Forget 'The Man from U.N.C.L.E,' Here Are 6 Unforgettable, Forgotten Spy Films from the Swinging '60s

The Man from U.N.C.L.E. came out this week. The story follows the adventures of two agents working for a super-secret international organization.

Spy-movie popularity has come and gone in Hollywood. Basically, there are two types of espionage films. One chronicles our angst.  The other family of spy movies feeds our craving for escapism. This new film honors the tradition of smug and sharp super-spies.

The original Man from U.N.C.L.E  television show was, of course, inspired by the successful James Bond film series.

Bond had more than his share of imitators. The most outrageous rip-off of all was the incomprehensible comedy version of Casino Royale (1967), but there were so many others. Here are six forgotten films worth remembering from the era when spying was all sex, tech, and cool.
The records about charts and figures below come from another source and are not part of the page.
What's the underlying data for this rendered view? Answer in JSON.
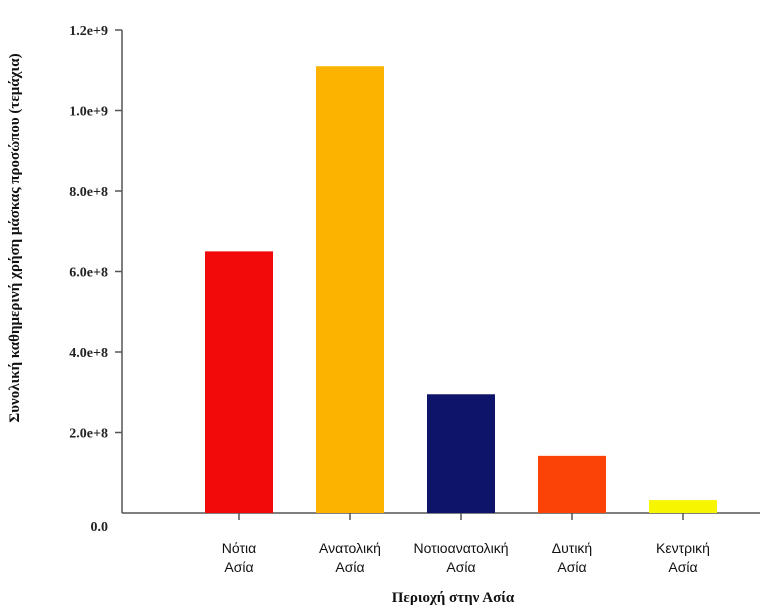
{
  "chart_data": {
    "type": "bar",
    "categories": [
      [
        "Νότια",
        "Ασία"
      ],
      [
        "Ανατολική",
        "Ασία"
      ],
      [
        "Νοτιοανατολική",
        "Ασία"
      ],
      [
        "Δυτική",
        "Ασία"
      ],
      [
        "Κεντρική",
        "Ασία"
      ]
    ],
    "values": [
      650000000,
      1110000000,
      295000000,
      142000000,
      32000000
    ],
    "colors": [
      "#f20a0a",
      "#fbb300",
      "#0d1469",
      "#fb4308",
      "#f7f500"
    ],
    "yticks": [
      0,
      200000000,
      400000000,
      600000000,
      800000000,
      1000000000,
      1200000000
    ],
    "ytick_labels": [
      "0.0",
      "2.0e+8",
      "4.0e+8",
      "6.0e+8",
      "8.0e+8",
      "1.0e+9",
      "1.2e+9"
    ],
    "ylim": [
      0,
      1200000000
    ],
    "xlabel": "Περιοχή στην Ασία",
    "ylabel": "Συνολική καθημερινή χρήση μάσκας προσώπου (τεμάχια)",
    "grid": false,
    "legend": "none"
  }
}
#6. Our Man Flint (1966)  The first of a series of films starring James Coburn as master spy Derek Flint. He was America’s answer to Her Majesty’s Secret Service.

#5. The Silencers (1966)  Not to be outdone, the Americans also recruited Dean Martin to make four Matt Helm films starting with this spy-spoof. Being a successful spy was mostly a combination of cocktails and making out. In each movie, Helm is accompanied by a suitably beautiful babe (Stella Stevens, Sharon Tate, Ann-Margret, Elke Sommer, Janice Rule, and Tina Louise).

#4. Deadlier Than the Male (1967) Terrance Young (who had been the original choice to play James Bond) plays Hugh “Bulldog” Drummond, an international man of mystery who is recruited to solve a series of assassinations of prominent international businessmen. There was also a sequel, Some Girls Do. Drummond probably most resembles the model for the 1997 homage to the swinging-sixties spy movies, Austin Powers.

#3. Fantastic Argoman (1967) Well, its not really clear if Roger Browne as Argoman is a superhero or a super-spy, because he also has super powers including telepathy. Mostly he just takes out his adversaries by ordering them to “kill each other.” Produced in Italy and then dubbed into English, this effort to cash in on the craving for spy-movie mania is so horrendously bad it has to be seen to be appreciated. This could well be one of the worst films ever made. Not to be missed.

#2. What’s Up, Tiger Lily? (1966) Woody Allen takes out the soundtrack from a Japanese-made James Bond-type and delivers a hilarious film about tracking down a stolen egg-salad recipe.

#1. Modesty Blaise (1966) There are almost no women James Bond characters in the swinging sixties. Monica Vitti’s Modesty Blaise is a rare exception. Played for laughs, this is perhaps the sharpest and most satirical of the Bond parodies.